‘Dolphin Tale’ floats on a sea of wholesomeness
IN THE ENJOYABLY cornball throwback "Dolphin Tale," a rescued dolphin heals families, rehabilitates war veterans and saves the ecology of South Florida.
IN THE ENJOYABLY cornball throwback "Dolphin Tale," a rescued dolphin heals families, rehabilitates war veterans and saves the ecology of South Florida.
The movie has a variety of flaws, but all seem to flow from an excess of wholesome sentiment, and as the movie is pitched to kids, and its preteen characters are the strongest, it never seems to overstay its welcome.
The human lead is Sawyer (Nathan Gamble) a fatherless, drifting kid who's about to drop out of school when he happens upon a stranded dolphin and becomes instrumental in its rescue.
As Sawyer pulls out his pocket knife to cut the animal free of its snare, angelic harp music floods the soundtrack, and the spiritual connection between boy and dolphin is established.
The wayward Sawyer is suddenly driven and focused, which pleases his mom (Ashley Judd). His special connection to the wounded animal becomes useful to the lead animal rescue unit (Harry Connick Jr.), who also likes the way Sawyer gets along with his spunky daughter (Cozi Zuehlsdorff, not a stage name).
"Dolphin Tale" could easily have gotten by with a simple focus on the complementary turnarounds of Sawyer and Winter, the wounded dolphin (played by the actual wounded dolphin) - especially with Morgan Freeman on hand as an eccentric prosthetic expert who devises a way to replace the dolphin's amputated tail.

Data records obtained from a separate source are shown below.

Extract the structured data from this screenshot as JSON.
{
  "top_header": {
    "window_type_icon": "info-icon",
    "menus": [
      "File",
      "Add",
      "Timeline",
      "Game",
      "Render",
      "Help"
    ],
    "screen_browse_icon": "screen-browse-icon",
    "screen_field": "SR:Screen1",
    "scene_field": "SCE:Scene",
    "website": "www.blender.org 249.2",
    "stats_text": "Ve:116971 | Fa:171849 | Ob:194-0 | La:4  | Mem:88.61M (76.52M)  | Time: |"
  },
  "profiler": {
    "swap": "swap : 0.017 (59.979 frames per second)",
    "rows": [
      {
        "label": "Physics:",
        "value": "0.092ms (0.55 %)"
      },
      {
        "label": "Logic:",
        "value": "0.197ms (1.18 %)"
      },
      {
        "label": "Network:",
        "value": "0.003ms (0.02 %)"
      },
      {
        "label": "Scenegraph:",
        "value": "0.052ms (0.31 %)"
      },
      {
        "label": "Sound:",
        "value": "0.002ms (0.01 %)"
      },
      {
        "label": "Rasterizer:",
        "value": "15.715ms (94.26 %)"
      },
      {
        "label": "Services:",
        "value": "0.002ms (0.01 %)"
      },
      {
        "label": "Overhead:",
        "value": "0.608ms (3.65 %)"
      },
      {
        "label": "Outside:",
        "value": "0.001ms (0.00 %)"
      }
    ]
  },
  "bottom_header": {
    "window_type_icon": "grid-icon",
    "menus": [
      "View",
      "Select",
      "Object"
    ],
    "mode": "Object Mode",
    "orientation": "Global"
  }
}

Hollywood is never one to leave well enough or true enough alone, so there are many other heart-tugging story lines - a real estate developer wants to level the animal rescue center, Sawyer has a wounded-vet cousin just back from Iraq, and just about everybody has some issue of grief or abandonment that dissolves whenever the happy, playful dolphin squirts water on them.
Go ahead and laugh, but you know you loved it when Flipper did the same thing. I would expect Winter to charm children as thoroughly as Flipper charmed you when you were a kid.
Not so charming - the freaking 3-D. Why, oh why, is this movie in 3-D? It doesn't do anything except muddy up the images.
And the one shot of Winter leaping happily into the air with her new tail is going to have the same effect in 2D, I assure you.